TORONTO (Reuters) - A late-day surge pulled the Toronto Stock Exchange’s main index higher on Tuesday as gains in the wider market offset a drop by energy shares, which were hit by another big drop in oil prices.
In a see-saw session, the index fell by more than 1 percent in the morning, undermined by declining commodity prices, following two days of steep losses.
The heavyweight energy sector came off its lows but was still down 1.3 percent as oil prices sagged more than $5 on a rallying U.S. dollar and easing concern over an Atlantic hurricane.
The TSX late rebound tracked a recovery in stocks south of the border, with investors scooping up recently downtrodden shares.
The decline in crude -- which has fallen nearly $10 so far this week to just over $136 a barrel -- also helped ease anxiety over rising inflation and improved hopes the Bank of Canada won’t need to raise interest rates next week, said Gavin Graham, chief investment officer at Guardian Group of Funds.
The S&P/TSX composite index .GSPTSE closed up 96.97 points, or 0.71 percent, at 13,809.77 with all but two of its 10 main sectors in positive territory.
The day’s rally pulled the benchmark away from official correction territory, but it remained down 8.8 percent from the all-time high it reached in early June. A “correction” is generally defined as a 10 percent retreat from peak levels.
Levente Mady, broker at MF Global Canada in Vancouver, noted that worries over global economic growth will remain a major headwind.
“All the fundamental news that I can see tends to be more negative, and I don’t expect that to change any time soon,” said Mady.
Shares of WestJet Airlines WJA.TO jumped C$1.41, or 11.1 percent, to C$14.10 after it forged a codeshare agreement with big U.S. carrier Southwest Airlines LUV.N.

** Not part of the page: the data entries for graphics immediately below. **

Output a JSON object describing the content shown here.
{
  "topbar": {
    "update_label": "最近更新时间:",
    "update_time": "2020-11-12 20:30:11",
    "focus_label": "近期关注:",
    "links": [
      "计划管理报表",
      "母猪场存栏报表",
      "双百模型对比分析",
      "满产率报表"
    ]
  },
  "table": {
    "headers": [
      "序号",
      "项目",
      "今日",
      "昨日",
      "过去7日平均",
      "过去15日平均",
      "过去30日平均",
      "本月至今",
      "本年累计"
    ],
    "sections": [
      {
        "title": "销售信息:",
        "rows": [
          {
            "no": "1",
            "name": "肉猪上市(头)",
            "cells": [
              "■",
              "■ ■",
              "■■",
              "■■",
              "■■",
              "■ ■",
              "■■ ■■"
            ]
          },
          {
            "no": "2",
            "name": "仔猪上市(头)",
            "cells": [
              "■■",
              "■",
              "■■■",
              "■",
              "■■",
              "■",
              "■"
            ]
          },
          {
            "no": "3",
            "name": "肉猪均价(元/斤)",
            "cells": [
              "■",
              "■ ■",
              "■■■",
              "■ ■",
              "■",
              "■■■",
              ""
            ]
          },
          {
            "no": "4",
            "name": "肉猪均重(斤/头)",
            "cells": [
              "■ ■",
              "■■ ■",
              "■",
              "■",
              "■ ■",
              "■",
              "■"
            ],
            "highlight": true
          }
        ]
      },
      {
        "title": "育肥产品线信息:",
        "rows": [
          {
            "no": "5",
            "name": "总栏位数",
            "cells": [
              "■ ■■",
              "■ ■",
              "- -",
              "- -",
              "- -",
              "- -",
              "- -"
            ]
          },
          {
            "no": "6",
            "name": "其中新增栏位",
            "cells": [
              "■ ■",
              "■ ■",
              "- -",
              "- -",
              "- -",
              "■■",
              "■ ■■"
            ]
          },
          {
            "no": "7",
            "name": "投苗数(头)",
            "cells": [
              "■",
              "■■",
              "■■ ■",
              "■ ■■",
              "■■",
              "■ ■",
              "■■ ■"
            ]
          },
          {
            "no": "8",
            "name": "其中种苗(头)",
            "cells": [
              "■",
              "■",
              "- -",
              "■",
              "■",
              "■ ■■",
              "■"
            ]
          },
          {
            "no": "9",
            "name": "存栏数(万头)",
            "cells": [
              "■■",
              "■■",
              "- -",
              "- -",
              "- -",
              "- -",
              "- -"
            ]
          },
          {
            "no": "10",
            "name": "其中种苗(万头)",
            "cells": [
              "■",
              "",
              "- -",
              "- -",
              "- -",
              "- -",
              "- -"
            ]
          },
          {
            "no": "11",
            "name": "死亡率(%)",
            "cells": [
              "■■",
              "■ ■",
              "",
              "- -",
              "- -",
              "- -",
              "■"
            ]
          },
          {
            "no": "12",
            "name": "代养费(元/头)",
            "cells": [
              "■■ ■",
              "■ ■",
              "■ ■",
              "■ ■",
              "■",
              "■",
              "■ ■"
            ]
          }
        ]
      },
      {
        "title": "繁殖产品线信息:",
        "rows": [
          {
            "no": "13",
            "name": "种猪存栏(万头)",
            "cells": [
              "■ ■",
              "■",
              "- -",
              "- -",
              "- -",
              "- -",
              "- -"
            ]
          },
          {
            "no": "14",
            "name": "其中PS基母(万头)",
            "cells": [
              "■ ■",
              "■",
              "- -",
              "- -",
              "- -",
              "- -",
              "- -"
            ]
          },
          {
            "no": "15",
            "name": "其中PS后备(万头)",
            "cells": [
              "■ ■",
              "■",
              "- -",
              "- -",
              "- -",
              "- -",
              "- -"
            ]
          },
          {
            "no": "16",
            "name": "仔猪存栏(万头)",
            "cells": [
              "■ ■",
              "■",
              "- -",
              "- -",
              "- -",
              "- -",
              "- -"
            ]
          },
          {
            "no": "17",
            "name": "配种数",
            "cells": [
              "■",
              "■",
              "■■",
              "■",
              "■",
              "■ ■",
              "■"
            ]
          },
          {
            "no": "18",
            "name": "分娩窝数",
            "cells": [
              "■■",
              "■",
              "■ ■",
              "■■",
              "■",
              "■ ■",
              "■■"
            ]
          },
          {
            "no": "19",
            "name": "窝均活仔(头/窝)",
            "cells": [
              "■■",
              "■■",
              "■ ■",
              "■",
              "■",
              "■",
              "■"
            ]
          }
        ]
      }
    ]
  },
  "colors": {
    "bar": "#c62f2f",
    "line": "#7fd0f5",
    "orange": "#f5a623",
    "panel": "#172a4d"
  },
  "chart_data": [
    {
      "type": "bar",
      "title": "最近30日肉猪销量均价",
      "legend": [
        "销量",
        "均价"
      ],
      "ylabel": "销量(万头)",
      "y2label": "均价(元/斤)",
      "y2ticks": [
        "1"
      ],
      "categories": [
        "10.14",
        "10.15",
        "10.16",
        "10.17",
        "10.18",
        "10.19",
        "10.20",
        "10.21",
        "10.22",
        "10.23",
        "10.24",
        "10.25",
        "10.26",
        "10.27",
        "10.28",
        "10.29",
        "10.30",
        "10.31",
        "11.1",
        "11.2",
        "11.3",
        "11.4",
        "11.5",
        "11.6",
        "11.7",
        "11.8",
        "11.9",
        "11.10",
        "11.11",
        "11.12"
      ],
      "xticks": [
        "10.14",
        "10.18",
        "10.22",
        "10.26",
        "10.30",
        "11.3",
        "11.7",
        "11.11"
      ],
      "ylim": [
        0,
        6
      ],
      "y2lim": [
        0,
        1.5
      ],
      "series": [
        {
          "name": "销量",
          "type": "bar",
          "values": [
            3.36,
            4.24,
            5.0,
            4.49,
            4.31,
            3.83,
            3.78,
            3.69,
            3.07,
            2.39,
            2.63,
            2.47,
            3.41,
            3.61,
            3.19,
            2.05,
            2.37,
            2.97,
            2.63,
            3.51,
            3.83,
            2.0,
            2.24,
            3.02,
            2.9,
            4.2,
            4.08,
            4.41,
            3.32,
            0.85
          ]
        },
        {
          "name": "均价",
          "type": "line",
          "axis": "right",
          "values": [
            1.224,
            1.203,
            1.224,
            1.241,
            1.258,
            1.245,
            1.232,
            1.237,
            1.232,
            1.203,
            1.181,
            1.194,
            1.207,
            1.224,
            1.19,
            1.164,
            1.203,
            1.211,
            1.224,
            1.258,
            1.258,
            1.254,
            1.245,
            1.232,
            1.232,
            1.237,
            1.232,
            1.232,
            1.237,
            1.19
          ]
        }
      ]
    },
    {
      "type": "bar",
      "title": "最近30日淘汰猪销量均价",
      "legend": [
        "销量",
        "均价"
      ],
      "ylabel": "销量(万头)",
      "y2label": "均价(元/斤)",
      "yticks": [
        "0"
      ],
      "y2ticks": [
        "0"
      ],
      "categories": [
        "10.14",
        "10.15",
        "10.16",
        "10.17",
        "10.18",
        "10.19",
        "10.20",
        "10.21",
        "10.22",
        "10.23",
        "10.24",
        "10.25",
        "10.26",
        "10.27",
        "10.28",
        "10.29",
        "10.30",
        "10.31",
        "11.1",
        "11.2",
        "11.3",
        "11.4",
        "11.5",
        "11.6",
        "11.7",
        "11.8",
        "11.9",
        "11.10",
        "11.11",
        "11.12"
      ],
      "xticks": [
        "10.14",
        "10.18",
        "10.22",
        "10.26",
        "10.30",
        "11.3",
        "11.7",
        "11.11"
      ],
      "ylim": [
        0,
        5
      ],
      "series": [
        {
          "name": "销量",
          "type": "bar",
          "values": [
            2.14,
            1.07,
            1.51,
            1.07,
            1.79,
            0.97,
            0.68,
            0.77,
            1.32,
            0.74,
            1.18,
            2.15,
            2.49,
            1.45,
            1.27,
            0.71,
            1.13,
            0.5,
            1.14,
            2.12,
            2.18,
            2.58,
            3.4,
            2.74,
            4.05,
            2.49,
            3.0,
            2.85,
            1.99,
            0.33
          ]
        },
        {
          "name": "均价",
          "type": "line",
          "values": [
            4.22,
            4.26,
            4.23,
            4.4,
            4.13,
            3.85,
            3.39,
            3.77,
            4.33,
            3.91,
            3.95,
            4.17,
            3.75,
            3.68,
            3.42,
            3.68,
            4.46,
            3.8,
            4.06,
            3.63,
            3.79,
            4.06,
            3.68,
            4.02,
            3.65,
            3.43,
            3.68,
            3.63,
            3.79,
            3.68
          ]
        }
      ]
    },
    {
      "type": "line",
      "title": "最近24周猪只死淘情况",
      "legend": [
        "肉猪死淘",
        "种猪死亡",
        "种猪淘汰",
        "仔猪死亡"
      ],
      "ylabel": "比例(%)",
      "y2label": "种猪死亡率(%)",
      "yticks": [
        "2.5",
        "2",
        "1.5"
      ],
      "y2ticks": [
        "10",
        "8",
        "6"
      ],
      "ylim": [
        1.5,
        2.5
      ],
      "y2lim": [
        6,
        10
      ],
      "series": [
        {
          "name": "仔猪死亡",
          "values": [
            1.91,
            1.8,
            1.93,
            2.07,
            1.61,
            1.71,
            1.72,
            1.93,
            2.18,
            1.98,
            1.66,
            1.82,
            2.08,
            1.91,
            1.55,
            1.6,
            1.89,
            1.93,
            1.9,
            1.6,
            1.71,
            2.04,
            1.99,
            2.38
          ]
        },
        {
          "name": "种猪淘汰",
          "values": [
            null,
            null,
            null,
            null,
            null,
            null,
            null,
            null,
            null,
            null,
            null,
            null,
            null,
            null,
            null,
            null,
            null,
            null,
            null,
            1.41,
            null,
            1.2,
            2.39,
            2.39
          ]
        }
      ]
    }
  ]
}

Under the deal, the two airlines will sell seats on each other’s flights, giving them access to new customers with lower marketing costs. WestJet’s gain help pull the industrials sector up 3.9 percent.
Gains by financials also helped push the benchmark higher. National Bank of Canada NA.TO rose C$1.69, or 3.5 percent, to C$50.54, and Bank of Montreal BMO.TO was up C$1.42, or 3.3 percent, at C$43.95. The group overall rose 2.1 percent.
Among the laggards in the oil patch, Canadian Natural Resources CNQ.TO was down C$3.46, or 3.8 percent, at C$88.88, and Canadian Oil Sands Trust COS_u.TO fell C$1.73, or 3.5 percent, to C$48.05.
Market volume was 405 million shares worth C$8.7 billion. Decliners outpaced advancers 1,073 to 542. The blue chip S&P/TSX 60 index .TSE60 closed up 8.51 points, or 1.04 percent, at 828.13.
In New York, stocks were boosted by the drop in oil prices, which eased worries about consumer and business spending.
The Dow Jones industrial average .DJI closed up 152.25 points, or 1.36 percent, at 11,384.21, and the Nasdaq composite index .IXIC rose 51.12 points, or 2.28 percent, at 2,294.44.